The bishop was the opening speaker for the May 5 diocesan stewardship workshop at the Saint Vincent de Paul Benvegnu Center. Representatives from 24 parishes attended, coming from as far as Logan and Cedar City.
"Stewardship is an integral part of our diocese – it’s not something that’s here today and gone tomorrow," Bishop Wester said in his opening remarks. "Stewardship is about gratitude – recognizing what there is to be thankful for in our diocese. Gratitude is at the heart of our faith, in the Eucharist, and in the Gospel Jesus calls us many times to give thanks to Father."
To develop the skill of being grateful, people must learn to cultivate an interior silence, "where I can be in the present moment, not living in the past with guilt or in the future with fear but in the present with awe and gratitude," Bishop Wester said. "That requires a certain silence of inner turmoil. It’s my conviction that if we do this, we will be grateful for all the good things that are going on in our lives."
Stewardship is a way of life, Bishop Wester said. "It is a spirituality. It is not a program – a program is something you start, and it has a middle and an ending. This has no ending. This goes on into eternity, and then we’ll be thanking God forever. So it has literally no ending – not even death can end it."
For the most part, stewardship in the diocese is going well, Bishop Wester said in an interview, adding that some parishes are ahead of expectations, others are on pace and some are lagging. "We expected this," he said, especially with parishes that recently have had a significant effort such as a building campaign.
The diocese will continue to monitor parishes’ progress, he said, but "there’s a sense of prayerfulness and gratitude in parishes that wasn’t there before."
To help parishes develop stewardship, the workshop presented numerous resources. Shannon Lee, director of the diocesan Office of Stewardship & Development, discussed how to form a successful parish stewardship council.
"As Catholics we are already doing stewardship in our parishes just by the virtue of having ministries," Lee said. "Every ministry in the parish should have a stewardship component."
Among those who attended the workshop was Michelle Welch of Saint Thomas Aquinas Parish in Logan, who is a member of her Parish Council as well as the Stewardship Council for both her parish and the diocese.
Welch attended the workshop to "see what other parishes are doing, what’s working for them," she said, adding that at St.

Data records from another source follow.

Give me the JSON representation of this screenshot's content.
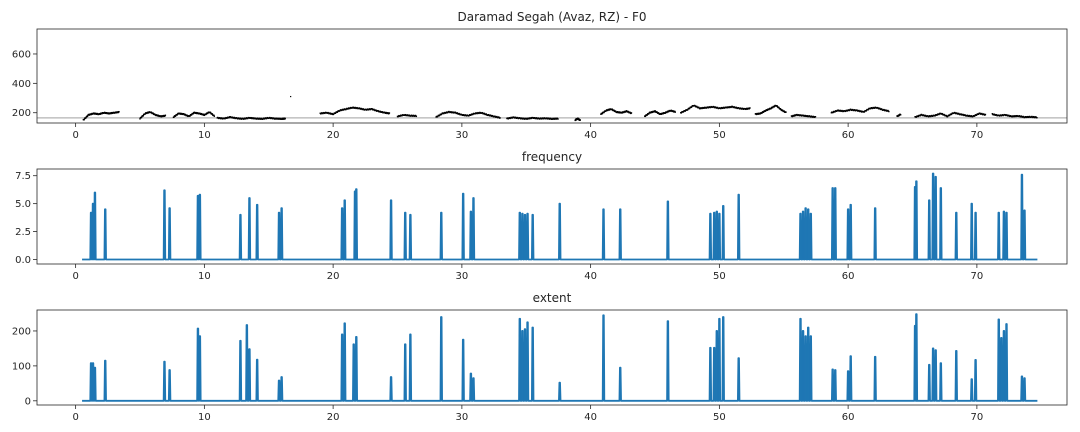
{
  "chart_data": [
    {
      "type": "scatter",
      "title": "Daramad Segah (Avaz, RZ) - F0",
      "xlim": [
        -3,
        77
      ],
      "ylim": [
        130,
        770
      ],
      "xticks": [
        0,
        10,
        20,
        30,
        40,
        50,
        60,
        70
      ],
      "yticks": [
        200,
        400,
        600
      ],
      "tonic_line": 165,
      "point_color": "#000000",
      "line_color": "#b3b3b3",
      "segments": [
        {
          "x": [
            0.6,
            1.0,
            1.4,
            1.8,
            2.2,
            2.6,
            3.0,
            3.4
          ],
          "y": [
            150,
            185,
            195,
            190,
            200,
            195,
            200,
            205
          ]
        },
        {
          "x": [
            5.0,
            5.4,
            5.8,
            6.2,
            6.6,
            7.0
          ],
          "y": [
            160,
            195,
            205,
            185,
            175,
            180
          ]
        },
        {
          "x": [
            7.6,
            8.0,
            8.4,
            8.8,
            9.2,
            9.6,
            10.0,
            10.4,
            10.8
          ],
          "y": [
            170,
            195,
            190,
            175,
            200,
            195,
            185,
            205,
            175
          ]
        },
        {
          "x": [
            11.0,
            11.5,
            12.0,
            12.5,
            13.0,
            13.5,
            14.0,
            14.5,
            15.0,
            15.5,
            16.0,
            16.3
          ],
          "y": [
            165,
            160,
            170,
            162,
            158,
            165,
            160,
            158,
            165,
            160,
            158,
            160
          ]
        },
        {
          "x": [
            16.7
          ],
          "y": [
            310
          ]
        },
        {
          "x": [
            19.0,
            19.5,
            20.0,
            20.5,
            21.0,
            21.5,
            22.0,
            22.5,
            23.0,
            23.5,
            24.0,
            24.4
          ],
          "y": [
            195,
            200,
            190,
            215,
            225,
            235,
            230,
            220,
            225,
            210,
            200,
            195
          ]
        },
        {
          "x": [
            25.0,
            25.5,
            26.0,
            26.5
          ],
          "y": [
            175,
            185,
            180,
            178
          ]
        },
        {
          "x": [
            28.0,
            28.5,
            29.0,
            29.5,
            30.0,
            30.5,
            31.0,
            31.5,
            32.0,
            32.5,
            33.0
          ],
          "y": [
            170,
            195,
            205,
            200,
            185,
            180,
            195,
            200,
            185,
            175,
            165
          ]
        },
        {
          "x": [
            33.5,
            34.0,
            34.5,
            35.0,
            35.5,
            36.0,
            36.5,
            37.0,
            37.5
          ],
          "y": [
            160,
            168,
            162,
            158,
            165,
            160,
            162,
            158,
            160
          ]
        },
        {
          "x": [
            38.8,
            39.0,
            39.2
          ],
          "y": [
            150,
            160,
            148
          ]
        },
        {
          "x": [
            40.8,
            41.2,
            41.6,
            42.0,
            42.4,
            42.8,
            43.2
          ],
          "y": [
            190,
            215,
            225,
            205,
            200,
            210,
            195
          ]
        },
        {
          "x": [
            44.2,
            44.6,
            45.0,
            45.4,
            45.8,
            46.2,
            46.6
          ],
          "y": [
            175,
            200,
            210,
            190,
            200,
            215,
            205
          ]
        },
        {
          "x": [
            47.0,
            47.5,
            48.0,
            48.5,
            49.0,
            49.5,
            50.0,
            50.5,
            51.0,
            51.5,
            52.0,
            52.4
          ],
          "y": [
            200,
            220,
            250,
            230,
            235,
            240,
            230,
            235,
            240,
            230,
            225,
            230
          ]
        },
        {
          "x": [
            52.8,
            53.2,
            53.6,
            54.0,
            54.4,
            54.8,
            55.2
          ],
          "y": [
            190,
            195,
            215,
            230,
            250,
            220,
            200
          ]
        },
        {
          "x": [
            55.6,
            56.0,
            56.5,
            57.0,
            57.5
          ],
          "y": [
            175,
            185,
            180,
            175,
            170
          ]
        },
        {
          "x": [
            58.7,
            59.2,
            59.7,
            60.2,
            60.7,
            61.2,
            61.7,
            62.2,
            62.7,
            63.2
          ],
          "y": [
            200,
            215,
            210,
            220,
            215,
            205,
            230,
            235,
            220,
            210
          ]
        },
        {
          "x": [
            63.8,
            64.1
          ],
          "y": [
            175,
            190
          ]
        },
        {
          "x": [
            65.2,
            65.7,
            66.2,
            66.7,
            67.2,
            67.7,
            68.2,
            68.7,
            69.2,
            69.7,
            70.2,
            70.7
          ],
          "y": [
            170,
            185,
            175,
            180,
            195,
            175,
            200,
            190,
            180,
            175,
            195,
            185
          ]
        },
        {
          "x": [
            71.2,
            71.7,
            72.2,
            72.7,
            73.2,
            73.7,
            74.2,
            74.7
          ],
          "y": [
            190,
            180,
            185,
            175,
            178,
            170,
            172,
            168
          ]
        }
      ]
    },
    {
      "type": "line",
      "title": "frequency",
      "xlim": [
        -3,
        77
      ],
      "ylim": [
        -0.4,
        8.1
      ],
      "xticks": [
        0,
        10,
        20,
        30,
        40,
        50,
        60,
        70
      ],
      "yticks": [
        "0.0",
        "2.5",
        "5.0",
        "7.5"
      ],
      "color": "#1f77b4",
      "x_range": [
        0.5,
        74.7
      ],
      "spikes": [
        {
          "x": 1.2,
          "y": 4.2
        },
        {
          "x": 1.35,
          "y": 5.0
        },
        {
          "x": 1.5,
          "y": 6.0
        },
        {
          "x": 2.3,
          "y": 4.5
        },
        {
          "x": 6.9,
          "y": 6.2
        },
        {
          "x": 7.3,
          "y": 4.6
        },
        {
          "x": 9.5,
          "y": 5.7
        },
        {
          "x": 9.65,
          "y": 5.8
        },
        {
          "x": 12.8,
          "y": 4.0
        },
        {
          "x": 13.5,
          "y": 5.5
        },
        {
          "x": 14.1,
          "y": 4.9
        },
        {
          "x": 15.8,
          "y": 4.2
        },
        {
          "x": 16.0,
          "y": 4.6
        },
        {
          "x": 20.7,
          "y": 4.6
        },
        {
          "x": 20.9,
          "y": 5.3
        },
        {
          "x": 21.7,
          "y": 6.1
        },
        {
          "x": 21.8,
          "y": 6.3
        },
        {
          "x": 24.5,
          "y": 5.3
        },
        {
          "x": 25.6,
          "y": 4.2
        },
        {
          "x": 26.0,
          "y": 4.0
        },
        {
          "x": 28.4,
          "y": 4.2
        },
        {
          "x": 30.1,
          "y": 5.9
        },
        {
          "x": 30.7,
          "y": 4.3
        },
        {
          "x": 30.9,
          "y": 5.5
        },
        {
          "x": 34.5,
          "y": 4.2
        },
        {
          "x": 34.7,
          "y": 4.1
        },
        {
          "x": 34.9,
          "y": 4.0
        },
        {
          "x": 35.1,
          "y": 4.1
        },
        {
          "x": 35.5,
          "y": 4.0
        },
        {
          "x": 37.6,
          "y": 5.0
        },
        {
          "x": 41.0,
          "y": 4.5
        },
        {
          "x": 42.3,
          "y": 4.5
        },
        {
          "x": 46.0,
          "y": 5.2
        },
        {
          "x": 49.3,
          "y": 4.1
        },
        {
          "x": 49.6,
          "y": 4.2
        },
        {
          "x": 49.8,
          "y": 4.3
        },
        {
          "x": 50.0,
          "y": 4.1
        },
        {
          "x": 50.3,
          "y": 4.8
        },
        {
          "x": 51.5,
          "y": 5.8
        },
        {
          "x": 56.3,
          "y": 4.1
        },
        {
          "x": 56.5,
          "y": 4.3
        },
        {
          "x": 56.7,
          "y": 4.6
        },
        {
          "x": 56.9,
          "y": 4.5
        },
        {
          "x": 57.1,
          "y": 4.1
        },
        {
          "x": 58.8,
          "y": 6.4
        },
        {
          "x": 59.0,
          "y": 6.4
        },
        {
          "x": 60.0,
          "y": 4.5
        },
        {
          "x": 60.2,
          "y": 4.9
        },
        {
          "x": 62.1,
          "y": 4.6
        },
        {
          "x": 65.2,
          "y": 6.5
        },
        {
          "x": 65.3,
          "y": 7.0
        },
        {
          "x": 66.3,
          "y": 5.3
        },
        {
          "x": 66.6,
          "y": 7.7
        },
        {
          "x": 66.8,
          "y": 7.4
        },
        {
          "x": 67.2,
          "y": 6.4
        },
        {
          "x": 68.4,
          "y": 4.2
        },
        {
          "x": 69.6,
          "y": 5.0
        },
        {
          "x": 69.9,
          "y": 4.2
        },
        {
          "x": 71.7,
          "y": 4.2
        },
        {
          "x": 72.1,
          "y": 4.3
        },
        {
          "x": 72.3,
          "y": 4.2
        },
        {
          "x": 73.5,
          "y": 7.6
        },
        {
          "x": 73.7,
          "y": 4.4
        }
      ]
    },
    {
      "type": "line",
      "title": "extent",
      "xlim": [
        -3,
        77
      ],
      "ylim": [
        -12,
        260
      ],
      "xticks": [
        0,
        10,
        20,
        30,
        40,
        50,
        60,
        70
      ],
      "yticks": [
        0,
        100,
        200
      ],
      "color": "#1f77b4",
      "x_range": [
        0.5,
        74.7
      ],
      "spikes": [
        {
          "x": 1.2,
          "y": 108
        },
        {
          "x": 1.35,
          "y": 108
        },
        {
          "x": 1.5,
          "y": 95
        },
        {
          "x": 2.3,
          "y": 115
        },
        {
          "x": 6.9,
          "y": 112
        },
        {
          "x": 7.3,
          "y": 88
        },
        {
          "x": 9.5,
          "y": 207
        },
        {
          "x": 9.65,
          "y": 185
        },
        {
          "x": 12.8,
          "y": 172
        },
        {
          "x": 13.3,
          "y": 217
        },
        {
          "x": 13.5,
          "y": 148
        },
        {
          "x": 14.1,
          "y": 118
        },
        {
          "x": 15.8,
          "y": 58
        },
        {
          "x": 16.0,
          "y": 68
        },
        {
          "x": 20.7,
          "y": 190
        },
        {
          "x": 20.9,
          "y": 222
        },
        {
          "x": 21.6,
          "y": 162
        },
        {
          "x": 21.8,
          "y": 183
        },
        {
          "x": 24.5,
          "y": 68
        },
        {
          "x": 25.6,
          "y": 162
        },
        {
          "x": 26.0,
          "y": 190
        },
        {
          "x": 28.4,
          "y": 240
        },
        {
          "x": 30.1,
          "y": 175
        },
        {
          "x": 30.7,
          "y": 78
        },
        {
          "x": 30.9,
          "y": 65
        },
        {
          "x": 34.5,
          "y": 235
        },
        {
          "x": 34.7,
          "y": 200
        },
        {
          "x": 34.9,
          "y": 205
        },
        {
          "x": 35.1,
          "y": 225
        },
        {
          "x": 35.5,
          "y": 210
        },
        {
          "x": 37.6,
          "y": 52
        },
        {
          "x": 41.0,
          "y": 245
        },
        {
          "x": 42.3,
          "y": 95
        },
        {
          "x": 46.0,
          "y": 228
        },
        {
          "x": 49.3,
          "y": 152
        },
        {
          "x": 49.6,
          "y": 152
        },
        {
          "x": 49.8,
          "y": 200
        },
        {
          "x": 50.0,
          "y": 235
        },
        {
          "x": 50.3,
          "y": 240
        },
        {
          "x": 51.5,
          "y": 122
        },
        {
          "x": 56.3,
          "y": 235
        },
        {
          "x": 56.5,
          "y": 200
        },
        {
          "x": 56.7,
          "y": 185
        },
        {
          "x": 56.9,
          "y": 210
        },
        {
          "x": 57.1,
          "y": 185
        },
        {
          "x": 58.8,
          "y": 90
        },
        {
          "x": 59.0,
          "y": 88
        },
        {
          "x": 60.0,
          "y": 85
        },
        {
          "x": 60.2,
          "y": 128
        },
        {
          "x": 62.1,
          "y": 126
        },
        {
          "x": 65.2,
          "y": 215
        },
        {
          "x": 65.3,
          "y": 248
        },
        {
          "x": 66.3,
          "y": 103
        },
        {
          "x": 66.6,
          "y": 150
        },
        {
          "x": 66.8,
          "y": 145
        },
        {
          "x": 67.2,
          "y": 108
        },
        {
          "x": 68.4,
          "y": 143
        },
        {
          "x": 69.6,
          "y": 62
        },
        {
          "x": 69.9,
          "y": 117
        },
        {
          "x": 71.7,
          "y": 233
        },
        {
          "x": 71.9,
          "y": 180
        },
        {
          "x": 72.1,
          "y": 200
        },
        {
          "x": 72.3,
          "y": 220
        },
        {
          "x": 73.5,
          "y": 70
        },
        {
          "x": 73.7,
          "y": 65
        }
      ]
    }
  ]
}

Thomas Aquinas, "even though people are practicing stewardship, the concept of it is still a little foreign."
Nevertheless, the stewardship effort – particularly the ministry fair – has helped draw together her parish’s Spanish and English communities, she said. "That was, I think, one of the greatest things that we had come out of that. I am hoping that will continue for us."
At Saint Martin de Porres Parish in Taylorsville, "we’re proud that we’ve been doing many, many of these things" already, said Mary Martinez, who is the finance director and member of parish stewardship council. "All of our ministries are running quite well."
However, with the new emphasis on stewardship, "we are seeing a difference," Martinez said. "Our Mass attendance is greater. We’re getting more new faces that are staying longer and not becoming so transient. We’ve discovered that we have to find ways of involving people."